Heart failure is broadly classified into heart failure with reduced ejection fraction (HFrEF, EF less than 40 percent), mildly reduced (HFmrEF, EF 40 to 49 percent), and preserved ejection fraction (HFpEF, EF 50 percent or greater). Pharmacological strategies differ by phenotype but share the goal of counteracting maladaptive neurohormonal activation involving the renin-angiotensin-aldosterone system and the sympathetic nervous system.

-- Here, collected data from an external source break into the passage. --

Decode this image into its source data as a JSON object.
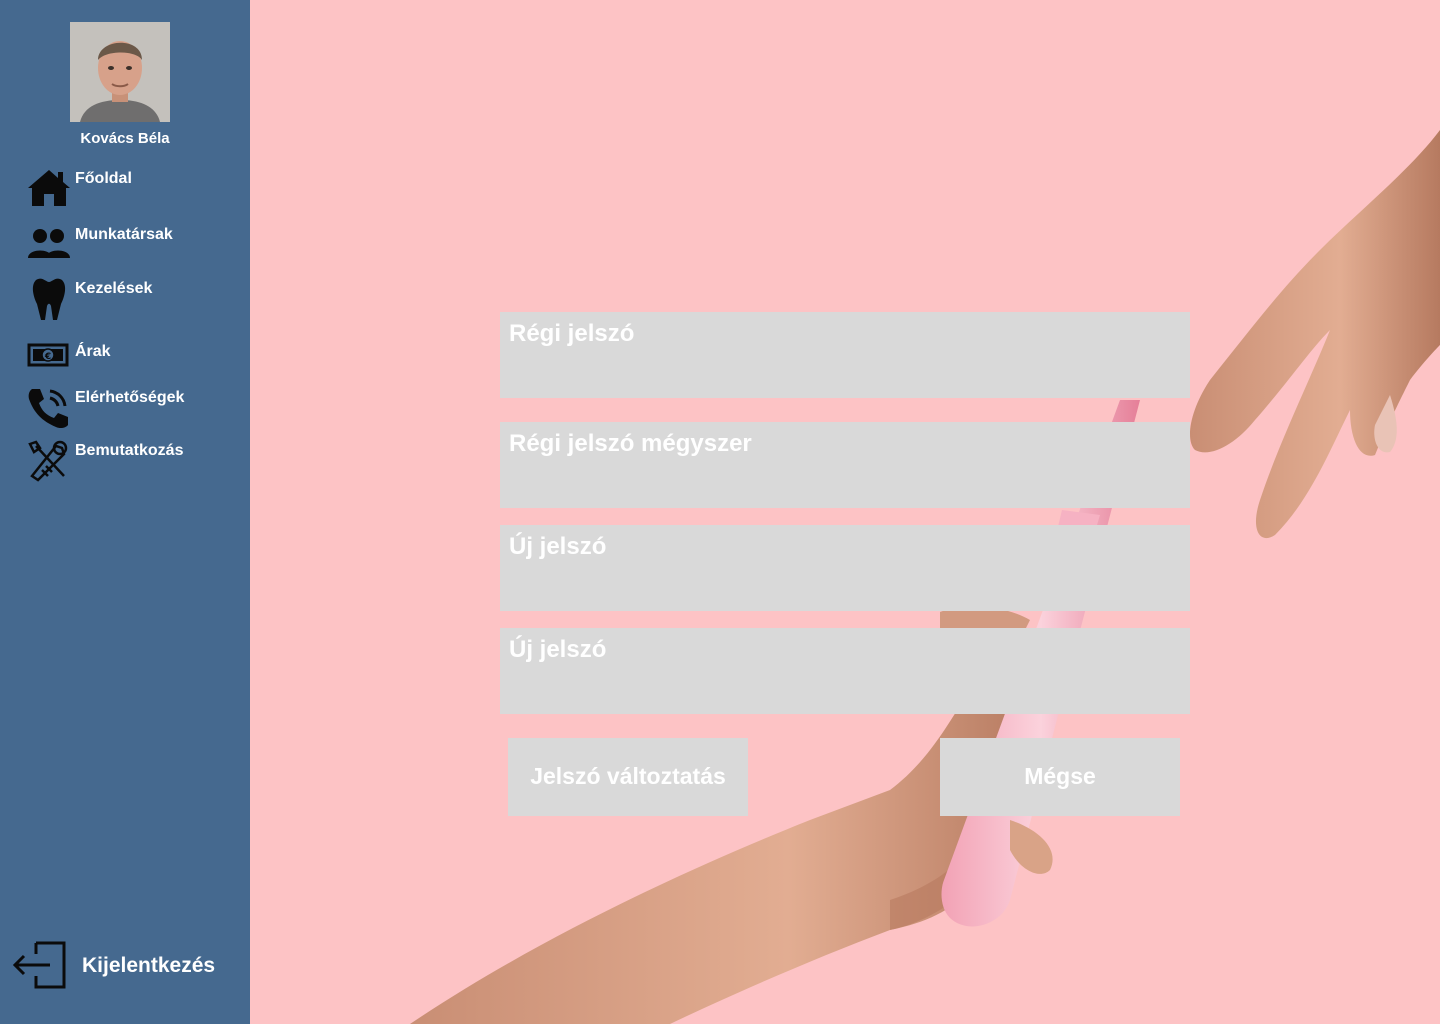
{
  "user": {
    "name": "Kovács Béla"
  },
  "nav": {
    "items": [
      {
        "label": "Főoldal",
        "icon": "home-icon"
      },
      {
        "label": "Munkatársak",
        "icon": "people-icon"
      },
      {
        "label": "Kezelések",
        "icon": "tooth-icon"
      },
      {
        "label": "Árak",
        "icon": "euro-banknote-icon"
      },
      {
        "label": "Elérhetőségek",
        "icon": "phone-icon"
      },
      {
        "label": "Bemutatkozás",
        "icon": "tools-icon"
      }
    ],
    "logout_label": "Kijelentkezés",
    "logout_icon": "logout-icon"
  },
  "form": {
    "fields": [
      {
        "placeholder": "Régi jelszó"
      },
      {
        "placeholder": "Régi jelszó mégyszer"
      },
      {
        "placeholder": "Új jelszó"
      },
      {
        "placeholder": "Új jelszó"
      }
    ],
    "submit_label": "Jelszó változtatás",
    "cancel_label": "Mégse"
  },
  "colors": {
    "sidebar": "#45698f",
    "background": "#fdc3c5",
    "field": "#d9d9d9",
    "text": "#ffffff"
  }
}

Drug Classes and Mechanisms

ACE inhibitors and ARBs reduce angiotensin II-mediated vasoconstriction, sodium retention, and cardiac remodeling. Beta-blockers including bisoprolol, carvedilol, and metoprolol succinate antagonize sympathetic overdrive, improving left ventricular function and reducing arrhythmic risk. Loop diuretics such as furosemide manage volume overload through inhibition of the Na-K-2Cl cotransporter in the loop of Henle. Digoxin inhibits the Na-K-ATPase pump, increasing intracellular calcium and enhancing myocardial contractility while also exerting vagotonic effects. Aldosterone antagonists spironolactone and eplerenone block mineralocorticoid receptors, reducing fibrosis and sodium retention. SGLT2 inhibitors empagliflozin and dapagliflozin improve outcomes in both HFrEF and HFpEF through mechanisms beyond glycemic control, including improved myocardial energetics and reduced inflammation. Angiotensin receptor-neprilysin inhibitor (ARNI) sacubitril/valsartan simultaneously inhibits neprilysin and blocks the AT1 receptor, enhancing natriuretic peptide activity while suppressing the RAAS.

Therapeutic Uses

Guideline-directed medical therapy for HFrEF typically includes a combination of an ACE inhibitor or ARNI, a beta-blocker, an aldosterone antagonist, and an SGLT2 inhibitor. Diuretics are used as needed for symptom relief of congestion. In HFpEF, SGLT2 inhibitors have demonstrated benefit, while diuretics are used for volume management. Digoxin is reserved for patients with atrial fibrillation or persistent symptoms despite optimized therapy.

Adverse Effects

ACE inhibitors and ARNI can cause hypotension, hyperkalemia, and angioedema. Beta-blockers may worsen acute decompensation if initiated too aggressively. Aldosterone antagonists carry a risk of hyperkalemia, particularly in patients with renal impairment. Digoxin has a narrow therapeutic index and can cause arrhythmias, visual disturbances, and gastrointestinal symptoms. SGLT2 inhibitors increase the risk of genitourinary infections and rarely cause euglycemic diabetic ketoacidosis.

Key Clinical Considerations

Therapy should be initiated at low doses and uptitrated to target doses used in landmark clinical trials rather than merely achieving symptom response. Renal function and electrolytes require close monitoring during initiation and titration of ACE inhibitors, ARNI, and aldosterone antagonists. Patient education on daily weight monitoring, dietary sodium restriction, and recognizing early signs of decompensation is critical.

Conclusion

The pharmacological management of heart failure has evolved substantially with the addition of SGLT2 inhibitors and ARNI to traditional neurohormonal blockade. A multi-drug approach tailored to ejection fraction and comorbidities reduces mortality, improves quality of life, and decreases hospitalization rates in this high-risk population.